Posted on the SMB, by someone who got was on another forum. This was posted by a Liverpool fan.
Veni - Vidi - Vidic 24 May 16:36
Went to the game in Athens yesterday with my father/brother in law,both Liverpool fans, I have never witnessed anything like it in my life, got off to a fairly smooth start with an early morning flight on a Jumbo, decent crew and decent breakfast. Arrived Athens around lunch time after luckily getting in a taxi whilst people were fighting their way onto coaches and made our way to the main square where everyone seemed to be congregating, most people seemed in a decent mood but some were well on their way to being bladdered, nothing wrong with that but at least 3/4 of the people I spoke to were ticketless and ALL of them intended getting in one way or another. Heard more than one person say they'd seen people being mugged for tickets off fellow fans.

Decided to make our way to the stadium as early as possible and headed up there on the metro at about 5:30, there were already groups of ticketless people congregating at the checkpoints and it was obvious things were going to get out of hand sooner or later, there were numerous checkpoints but the volume of people was such that checking the tickets was an impossibility and there was no queueing, people were being crushed and I saw tickets being snatched on more than one occasion, at least once of a kid no more than 12.

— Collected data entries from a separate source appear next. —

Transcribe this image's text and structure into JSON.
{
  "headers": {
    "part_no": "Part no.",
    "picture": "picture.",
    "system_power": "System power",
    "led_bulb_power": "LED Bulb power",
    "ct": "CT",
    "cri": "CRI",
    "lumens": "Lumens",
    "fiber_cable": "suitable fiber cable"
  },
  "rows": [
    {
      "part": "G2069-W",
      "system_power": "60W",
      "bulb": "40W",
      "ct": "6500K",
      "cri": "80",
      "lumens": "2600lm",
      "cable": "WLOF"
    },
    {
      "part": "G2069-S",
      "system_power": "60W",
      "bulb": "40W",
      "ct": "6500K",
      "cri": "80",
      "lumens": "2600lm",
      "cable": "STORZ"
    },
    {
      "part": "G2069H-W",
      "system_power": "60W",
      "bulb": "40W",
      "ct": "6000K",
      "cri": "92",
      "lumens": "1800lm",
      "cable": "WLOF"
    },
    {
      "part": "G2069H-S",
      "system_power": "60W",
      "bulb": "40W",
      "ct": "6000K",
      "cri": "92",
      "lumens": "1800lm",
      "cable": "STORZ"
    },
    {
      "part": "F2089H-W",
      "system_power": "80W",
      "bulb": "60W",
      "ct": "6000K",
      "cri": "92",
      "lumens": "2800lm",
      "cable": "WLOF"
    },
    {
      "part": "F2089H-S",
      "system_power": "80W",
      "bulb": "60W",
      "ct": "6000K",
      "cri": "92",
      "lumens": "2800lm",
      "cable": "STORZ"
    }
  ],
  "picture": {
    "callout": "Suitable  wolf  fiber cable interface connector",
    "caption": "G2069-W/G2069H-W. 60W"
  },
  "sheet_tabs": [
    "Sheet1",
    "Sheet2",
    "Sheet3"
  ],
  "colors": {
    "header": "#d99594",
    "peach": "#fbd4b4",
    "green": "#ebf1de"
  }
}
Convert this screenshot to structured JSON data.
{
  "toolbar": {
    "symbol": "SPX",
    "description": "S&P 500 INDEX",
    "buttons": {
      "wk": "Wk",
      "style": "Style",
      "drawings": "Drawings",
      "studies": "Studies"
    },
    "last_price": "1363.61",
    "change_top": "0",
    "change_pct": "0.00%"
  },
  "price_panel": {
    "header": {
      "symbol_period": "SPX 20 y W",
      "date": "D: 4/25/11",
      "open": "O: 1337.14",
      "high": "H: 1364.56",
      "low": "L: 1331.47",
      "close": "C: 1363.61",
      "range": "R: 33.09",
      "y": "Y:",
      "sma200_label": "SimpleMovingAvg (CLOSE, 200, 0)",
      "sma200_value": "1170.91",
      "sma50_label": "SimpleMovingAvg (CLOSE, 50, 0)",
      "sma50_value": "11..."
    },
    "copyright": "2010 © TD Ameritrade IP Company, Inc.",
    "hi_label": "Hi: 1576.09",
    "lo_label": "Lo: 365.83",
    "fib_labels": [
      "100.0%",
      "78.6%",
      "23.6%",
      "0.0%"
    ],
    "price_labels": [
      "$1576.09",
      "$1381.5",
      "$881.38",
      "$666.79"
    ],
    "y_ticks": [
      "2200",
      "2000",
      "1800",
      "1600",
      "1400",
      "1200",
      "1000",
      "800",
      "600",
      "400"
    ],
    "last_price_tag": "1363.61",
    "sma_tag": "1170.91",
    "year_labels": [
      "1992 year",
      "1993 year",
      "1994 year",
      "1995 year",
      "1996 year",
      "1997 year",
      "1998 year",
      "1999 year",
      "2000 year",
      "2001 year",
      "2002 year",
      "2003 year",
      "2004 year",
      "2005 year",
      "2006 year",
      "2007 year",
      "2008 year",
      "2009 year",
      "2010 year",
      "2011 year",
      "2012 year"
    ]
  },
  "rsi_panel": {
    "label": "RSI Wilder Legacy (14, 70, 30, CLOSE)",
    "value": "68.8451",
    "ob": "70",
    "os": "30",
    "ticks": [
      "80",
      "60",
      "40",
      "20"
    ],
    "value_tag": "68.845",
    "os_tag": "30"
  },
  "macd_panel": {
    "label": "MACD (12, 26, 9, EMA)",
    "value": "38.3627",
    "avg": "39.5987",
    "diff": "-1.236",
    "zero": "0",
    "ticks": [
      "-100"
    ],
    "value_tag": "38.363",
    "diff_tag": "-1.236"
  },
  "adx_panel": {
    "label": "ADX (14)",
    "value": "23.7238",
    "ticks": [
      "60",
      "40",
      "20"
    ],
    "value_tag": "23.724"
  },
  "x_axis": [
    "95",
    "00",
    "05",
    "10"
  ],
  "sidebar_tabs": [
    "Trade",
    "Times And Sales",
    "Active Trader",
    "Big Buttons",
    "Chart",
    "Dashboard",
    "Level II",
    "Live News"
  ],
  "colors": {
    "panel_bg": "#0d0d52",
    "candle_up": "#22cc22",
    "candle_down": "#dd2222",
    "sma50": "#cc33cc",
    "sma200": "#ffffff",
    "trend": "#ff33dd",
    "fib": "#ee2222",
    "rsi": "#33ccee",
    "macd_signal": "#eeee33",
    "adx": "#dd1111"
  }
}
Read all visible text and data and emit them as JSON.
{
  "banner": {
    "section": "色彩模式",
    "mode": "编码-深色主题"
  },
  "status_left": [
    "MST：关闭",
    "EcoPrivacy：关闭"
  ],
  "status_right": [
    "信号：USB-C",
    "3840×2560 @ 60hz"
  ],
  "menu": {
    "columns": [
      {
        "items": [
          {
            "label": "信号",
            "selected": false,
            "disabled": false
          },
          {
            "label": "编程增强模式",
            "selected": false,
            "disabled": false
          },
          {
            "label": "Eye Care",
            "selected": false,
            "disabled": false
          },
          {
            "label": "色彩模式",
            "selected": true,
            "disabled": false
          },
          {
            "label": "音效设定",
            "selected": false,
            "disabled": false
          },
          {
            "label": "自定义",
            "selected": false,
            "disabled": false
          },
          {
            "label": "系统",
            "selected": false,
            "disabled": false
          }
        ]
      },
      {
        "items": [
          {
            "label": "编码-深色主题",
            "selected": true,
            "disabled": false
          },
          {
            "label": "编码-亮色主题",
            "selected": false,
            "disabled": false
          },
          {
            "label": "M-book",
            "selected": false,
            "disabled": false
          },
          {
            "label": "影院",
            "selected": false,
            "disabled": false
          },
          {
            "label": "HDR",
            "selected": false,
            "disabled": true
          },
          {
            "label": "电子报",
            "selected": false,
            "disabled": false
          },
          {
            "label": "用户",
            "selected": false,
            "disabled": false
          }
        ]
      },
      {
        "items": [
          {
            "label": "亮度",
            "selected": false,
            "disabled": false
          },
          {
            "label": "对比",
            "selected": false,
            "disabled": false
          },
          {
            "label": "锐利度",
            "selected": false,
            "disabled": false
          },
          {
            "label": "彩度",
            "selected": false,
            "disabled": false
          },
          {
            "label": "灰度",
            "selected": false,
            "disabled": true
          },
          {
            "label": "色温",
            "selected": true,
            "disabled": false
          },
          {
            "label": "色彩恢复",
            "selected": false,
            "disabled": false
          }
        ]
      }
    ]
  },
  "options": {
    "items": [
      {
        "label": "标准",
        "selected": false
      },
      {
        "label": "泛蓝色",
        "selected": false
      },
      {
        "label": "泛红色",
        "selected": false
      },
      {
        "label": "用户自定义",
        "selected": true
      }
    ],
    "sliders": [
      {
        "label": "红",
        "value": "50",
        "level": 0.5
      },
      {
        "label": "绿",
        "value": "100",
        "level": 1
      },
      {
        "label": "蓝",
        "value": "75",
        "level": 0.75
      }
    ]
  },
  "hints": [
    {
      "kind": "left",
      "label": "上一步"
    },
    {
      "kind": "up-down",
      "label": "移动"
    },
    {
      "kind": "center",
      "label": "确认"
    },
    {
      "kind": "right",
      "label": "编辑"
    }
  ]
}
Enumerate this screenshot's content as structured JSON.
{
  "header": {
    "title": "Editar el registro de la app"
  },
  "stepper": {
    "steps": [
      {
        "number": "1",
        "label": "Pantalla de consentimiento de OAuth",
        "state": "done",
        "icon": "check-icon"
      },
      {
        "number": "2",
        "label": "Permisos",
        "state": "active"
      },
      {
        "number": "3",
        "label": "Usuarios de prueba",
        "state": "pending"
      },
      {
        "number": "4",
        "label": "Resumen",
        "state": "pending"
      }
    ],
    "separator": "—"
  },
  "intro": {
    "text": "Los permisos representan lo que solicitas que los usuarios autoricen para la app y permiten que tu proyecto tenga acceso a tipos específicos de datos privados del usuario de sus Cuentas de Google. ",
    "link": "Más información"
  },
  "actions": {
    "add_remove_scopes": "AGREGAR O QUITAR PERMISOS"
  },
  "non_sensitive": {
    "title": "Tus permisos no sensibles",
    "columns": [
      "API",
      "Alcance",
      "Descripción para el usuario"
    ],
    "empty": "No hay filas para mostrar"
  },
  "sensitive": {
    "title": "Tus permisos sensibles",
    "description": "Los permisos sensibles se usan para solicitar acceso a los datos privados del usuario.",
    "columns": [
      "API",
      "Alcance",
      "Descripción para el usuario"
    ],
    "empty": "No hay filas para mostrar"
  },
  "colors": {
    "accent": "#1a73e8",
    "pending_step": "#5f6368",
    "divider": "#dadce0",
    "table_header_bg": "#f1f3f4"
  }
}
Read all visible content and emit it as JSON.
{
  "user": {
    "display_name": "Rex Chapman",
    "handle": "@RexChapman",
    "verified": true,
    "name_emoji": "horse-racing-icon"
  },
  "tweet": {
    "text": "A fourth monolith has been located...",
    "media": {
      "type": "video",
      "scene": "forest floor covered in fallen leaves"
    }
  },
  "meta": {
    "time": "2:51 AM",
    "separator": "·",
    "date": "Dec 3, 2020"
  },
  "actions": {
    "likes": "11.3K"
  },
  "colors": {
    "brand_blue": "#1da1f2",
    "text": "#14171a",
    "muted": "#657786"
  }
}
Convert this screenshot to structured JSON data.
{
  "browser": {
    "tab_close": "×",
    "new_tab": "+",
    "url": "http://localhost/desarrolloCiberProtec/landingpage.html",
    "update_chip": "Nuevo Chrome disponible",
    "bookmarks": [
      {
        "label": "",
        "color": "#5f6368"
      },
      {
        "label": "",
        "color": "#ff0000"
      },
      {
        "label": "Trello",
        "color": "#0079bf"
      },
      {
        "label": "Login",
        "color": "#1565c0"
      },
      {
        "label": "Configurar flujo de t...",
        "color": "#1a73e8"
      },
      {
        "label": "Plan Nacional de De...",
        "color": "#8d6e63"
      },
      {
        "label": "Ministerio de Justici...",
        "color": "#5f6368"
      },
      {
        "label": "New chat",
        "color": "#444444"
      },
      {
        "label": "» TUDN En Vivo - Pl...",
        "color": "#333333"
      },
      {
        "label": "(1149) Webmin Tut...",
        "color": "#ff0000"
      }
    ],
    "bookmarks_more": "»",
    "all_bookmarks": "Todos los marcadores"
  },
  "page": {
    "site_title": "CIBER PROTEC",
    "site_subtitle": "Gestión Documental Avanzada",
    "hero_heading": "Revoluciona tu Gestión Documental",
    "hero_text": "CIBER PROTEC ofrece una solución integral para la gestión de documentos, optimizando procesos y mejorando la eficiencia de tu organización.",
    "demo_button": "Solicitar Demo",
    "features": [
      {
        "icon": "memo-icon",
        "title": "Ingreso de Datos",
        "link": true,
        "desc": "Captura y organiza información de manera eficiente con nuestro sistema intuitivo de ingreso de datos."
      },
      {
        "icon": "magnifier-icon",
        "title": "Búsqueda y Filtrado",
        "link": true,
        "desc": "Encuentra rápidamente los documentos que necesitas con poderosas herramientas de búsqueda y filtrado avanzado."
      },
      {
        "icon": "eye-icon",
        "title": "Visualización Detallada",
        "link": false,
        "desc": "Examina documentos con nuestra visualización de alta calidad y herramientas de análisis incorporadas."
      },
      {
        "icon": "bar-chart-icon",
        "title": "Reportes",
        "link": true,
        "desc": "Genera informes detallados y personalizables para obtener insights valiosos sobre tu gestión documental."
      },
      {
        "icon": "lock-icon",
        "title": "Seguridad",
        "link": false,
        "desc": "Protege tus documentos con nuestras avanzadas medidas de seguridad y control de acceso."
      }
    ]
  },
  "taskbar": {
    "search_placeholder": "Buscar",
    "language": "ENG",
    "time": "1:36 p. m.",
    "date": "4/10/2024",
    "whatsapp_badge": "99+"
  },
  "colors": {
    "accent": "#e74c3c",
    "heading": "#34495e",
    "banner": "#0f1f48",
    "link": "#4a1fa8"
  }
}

Fortunately for us our tickets were from the Uefa ballot and most of the problems once in the stadium were in the end to our left, with at least an hour to go to kick off it was practically full and you could see that for every person stood on a seat their was somebody stood in front of them and also the stairways were full from top to bottom. It was clear that there were THOUSANDS more people in there than there should have been. Only found out today that people with tickets were locked out but it doesn't surprise me.

The trip back to the airport was even worse, there were people who had flights booked for today who were blagging their way onto flights last night and half weren't even asked to show their tickets, it was unbelievable.

My brother in law, who was injured at Hillsborough and was lucky to survive was deeply upset, it was an absolute disgrace, both of organisation and the behaviour of fans was appalling, it's an absolute miracle no one was killed, it could easily have got out of hand.

I could have sold my ticket for god knows how much a couple of weeks back.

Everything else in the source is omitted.